He struggled to escape but the hold of his sister was vise-like.

“Will you leave nests alone?” she demanded.

“Ah, who wants to steal eggs? I just brought you one ’cause I thought you’d like it.”

“Well, I don’t. So let the eggs where they belong,” she said as she relaxed her clasp and he rose.

“Now look at us,” he began, then the funny spectacle of wet clothes sent each laughing.

“Gee,” he said, “won’t we get Sam Hill from Mom?”

“What’s Sam Hill?” she asked. “And where do you learn such awful slang? Abody can hardly understand you half the time. Mom says you should stop it.”

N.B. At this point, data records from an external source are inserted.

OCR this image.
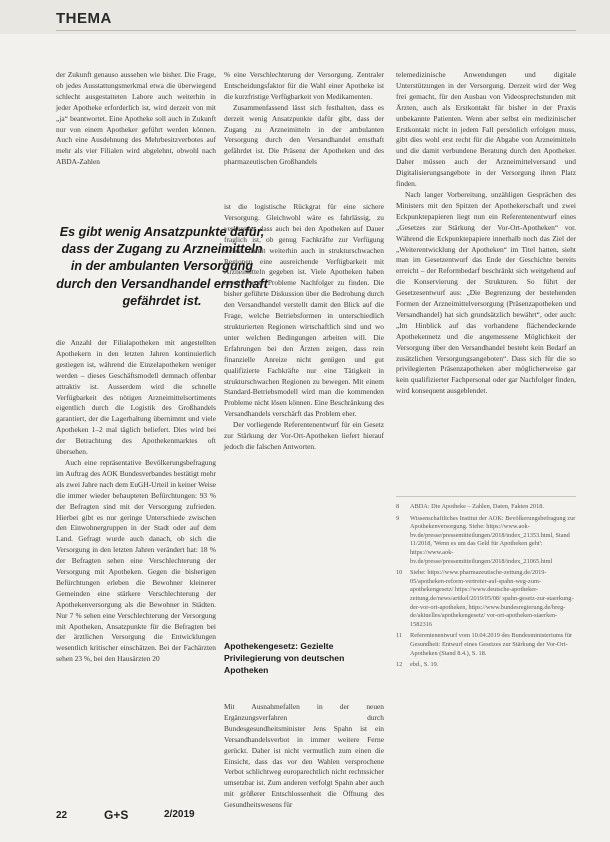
THEMA

der Zukunft genauso aussehen wie bisher. Die Frage, ob jedes Ausstattungsmerkmal etwa die überwiegend schlecht ausgestatteten Labore auch weiterhin in jeder Apotheke erforderlich ist, wird derzeit von mit „ja“ beantwortet. Eine Apotheke soll auch in Zukunft nur von einem Apotheker geführt werden können. Auch eine Ausdehnung des Mehrbesitzverbotes auf mehr als vier Filialen wird abgelehnt, obwohl nach ABDA-Zahlen

Es gibt wenig Ansatzpunkte dafür, dass der Zugang zu Arzneimitteln in der ambulanten Versorgung durch den Versandhandel ernsthaft gefährdet ist.

die Anzahl der Filialapotheken mit angestellten Apothekern in den letzten Jahren kontinuierlich gestiegen ist, während die Einzelapotheken weniger werden – dieses Geschäftsmodell demnach offenbar attraktiv ist. Ausserdem wird die schnelle Verfügbarkeit des nötigen Arzneimittelsortiments eigentlich durch die Logistik des Großhandels garantiert, der die Lagerhaltung übernimmt und viele Apotheken 1–2 mal täglich beliefert. Dies wird bei der Betrachtung des Apothekenmarktes oft übersehen.

Auch eine repräsentative Bevölkerungsbefragung im Auftrag des AOK Bundesverbandes bestätigt mehr als zwei Jahre nach dem EuGH-Urteil in keiner Weise die immer wieder behaupteten Befürchtungen: 93 % der Befragten sind mit der Versorgung zufrieden. Hierbei gibt es nur geringe Unterschiede zwischen den Einwohnergruppen in der Stadt oder auf dem Land. Gefragt wurde auch danach, ob sich die Versorgung in den letzten Jahren verändert hat: 18 % der Befragten sehen eine Verschlechterung der Versorgung mit Apotheken. Gegen die bisherigen Befürchtungen erleben die Bewohner kleinerer Gemeinden eine stärkere Verschlechterung der Apothekenversorgung als die Bewohner in Städten. Nur 7 % sehen eine Verschlechterung der Versorgung mit Apotheken, Ansatzpunkte für die Befragten bei der ärztlichen Versorgung die Entwicklungen wesentlich kritischer einschätzen. Bei der Fachärzten sehen 23 %, bei den Hausärzten 20

% eine Verschlechterung der Versorgung. Zentraler Entscheidungsfaktor für die Wahl einer Apotheke ist die kurzfristige Verfügbarkeit von Medikamenten.

Zusammenfassend lässt sich festhalten, dass es derzeit wenig Ansatzpunkte dafür gibt, dass der Zugang zu Arzneimitteln in der ambulanten Versorgung durch den Versandhandel ernsthaft gefährdet ist. Die Präsenz der Apotheken und des pharmazeutischen Großhandels

ist die logistische Rückgrat für eine sichere Versorgung. Gleichwohl wäre es fahrlässig, zu verkennen, dass auch bei den Apotheken auf Dauer fraglich ist, ob genug Fachkräfte zur Verfügung stehen, damit weiterhin auch in strukturschwachen Regionen eine ausreichende Verfügbarkeit mit Arzneimitteln gegeben ist. Viele Apotheken haben bereits heute Probleme Nachfolger zu finden. Die bisher geführte Diskussion über die Bedrohung durch den Versandhandel verstellt damit den Blick auf die Frage, welche Betriebsformen in unterschiedlich strukturierten Regionen wirtschaftlich sind und wo unter welchen Bedingungen arbeiten will. Die Erfahrungen bei den Ärzten zeigen, dass rein finanzielle Anreize nicht genügen und gut qualifizierte Fachkräfte nur eine Tätigkeit in strukturschwachen Regionen zu bewegen. Mit einem Standard-Betriebsmodell wird man die kommenden Probleme nicht lösen können. Eine Beschränkung des Versandhandels verschärft das Problem eher.

Der vorliegende Referentenentwurf für ein Gesetz zur Stärkung der Vor-Ort-Apotheken liefert hierauf jedoch die falschen Antworten.

Apothekengesetz: Gezielte Privilegierung von deutschen Apotheken

Mit Ausnahmefallen in der neuen Ergänzungsverfahren durch Bundesgesundheitsminister Jens Spahn ist ein Versandhandelsverbot in immer weitere Ferne gerückt. Daher ist nicht vermutlich zum einen die Einsicht, dass das vor den Wahlen versprochene Verbot schlichtweg europarechtlich nicht rechtssicher umsetzbar ist. Zum anderen verfolgt Spahn aber auch mit größerer Entschlossenheit die Öffnung des Gesundheitswesens für

telemedizinische Anwendungen und digitale Unterstützungen in der Versorgung. Derzeit wird der Weg frei gemacht, für den Ausbau von Videosprechstunden mit Ärzten, auch als Erstkontakt für bisher in der Praxis unbekannte Patienten. Wenn aber selbst ein medizinischer Erstkontakt nicht in jedem Fall persönlich erfolgen muss, gibt dies wohl erst recht für die Abgabe von Arzneimitteln und die damit verbundene Beratung durch den Apotheker. Daher müssen auch der Arzneimittelversand und Digitalisierungsangebote in der Versorgung ihren Platz finden.

Nach langer Vorbereitung, unzähligen Gesprächen des Ministers mit den Spitzen der Apothekerschaft und zwei Eckpunktepapieren liegt nun ein Referentenentwurf eines „Gesetzes zur Stärkung der Vor-Ort-Apotheken“ vor. Während die Eckpunktepapiere innerhalb noch das Ziel der „Weiterentwicklung der Apotheken“ im Titel hatten, sieht man im Gesetzentwurf das Ende der Geschichte bereits erreicht – der Reformbedarf beschränkt sich weitgehend auf die Konservierung der Strukturen. So führt der Gesetzesentwurf aus: „Die Begrenzung der bestehenden Formen der Arzneimittelversorgung (Präsenzapotheken und Versandhandel) hat sich grundsätzlich bewährt“, oder auch: „Im Hinblick auf das vorhandene flächendeckende Apothekennetz und die angemessene Möglichkeit der Versorgung über den Versandhandel besteht kein Bedarf an zusätzlichen Versorgungsangeboten“. Dass sich für die so privilegierten Präsenzapotheken aber möglicherweise gar kein qualifizierter Fachpersonal oder gar Nachfolger finden, wird konsequent ausgeblendet.

8	ABDA: Die Apotheke – Zahlen, Daten, Fakten 2018.
9	Wissenschaftliches Institut der AOK: Bevölkerungsbefragung zur Apothekenversorgung. Siehe: https://www.aok-bv.de/presse/pressemitteilungen/2018/index_21353.html, Stand 11/2018, 'Wenn es um das Geld für Apotheken geht': https://www.aok-bv.de/presse/pressemitteilungen/2018/index_21065.html
10	Siehe: https://www.pharmazeutische-zeitung.de/2019-05/apotheken-reform-vertreter-auf-spahn-weg-zum-apothekengesetz/ https://www.deutsche-apotheker-zeitung.de/news/artikel/2019/05/08/ spahn-gesetz-zur-staerkung-der-vor-ort-apotheken, https://www.bundesregierung.de/breg-de/aktuelles/apothekengesetz/ vor-ort-apotheken-staerken-1582316
11	Referentenentwurf vom 10.04.2019 des Bundesministeriums für Gesundheit: Entwurf eines Gesetzes zur Stärkung der Vor-Ort-Apotheken (Stand 8.4.), S. 18.
12	ebd., S. 19.
22	G+S	2/2019
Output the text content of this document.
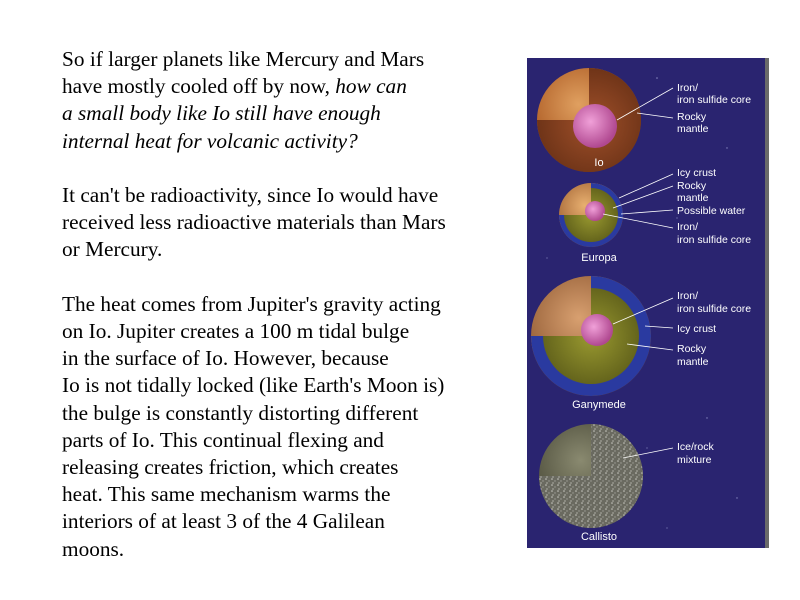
So if larger planets like Mercury and Mars
have mostly cooled off by now, how can
a small body like Io still have enough
internal heat for volcanic activity?

It can't be radioactivity, since Io would have
received less radioactive materials than Mars
or Mercury.

The heat comes from Jupiter's gravity acting
on Io. Jupiter creates a 100 m tidal bulge
in the surface of Io. However, because
Io is not tidally locked (like Earth's Moon is)
the bulge is constantly distorting different
parts of Io. This continual flexing and
releasing creates friction, which creates
heat. This same mechanism warms the
interiors of at least 3 of the 4 Galilean
moons.

Iron/
iron sulfide core
Rocky
mantle
Io
Icy crust
Rocky
mantle
Possible water
Iron/
iron sulfide core
Europa
Iron/
iron sulfide core
Icy crust
Rocky
mantle
Ganymede
Ice/rock
mixture
Callisto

“Yea, that reminds me, Manda, what I come for. Mom said you’re to come in and get your dresses tried on. And mebbe you’d like to know that Aunt Rebecca’s here again. She just come and is helpin’ to sew and if she sees our clothes wet--oh, yea!”

“Oh yea,” echoed Amanda with the innocent candor of a twelve-year-old. “Aunt Rebecca--is she here again? Ach, if she wasn’t so cranky I’d be glad still when she comes, but you know how she acts all the time.”

“Um-uh. Uncle Amos says still she’s prickly like a chestnut burr. Jiminy crickets, she’s worse’n any burr I ever seen!”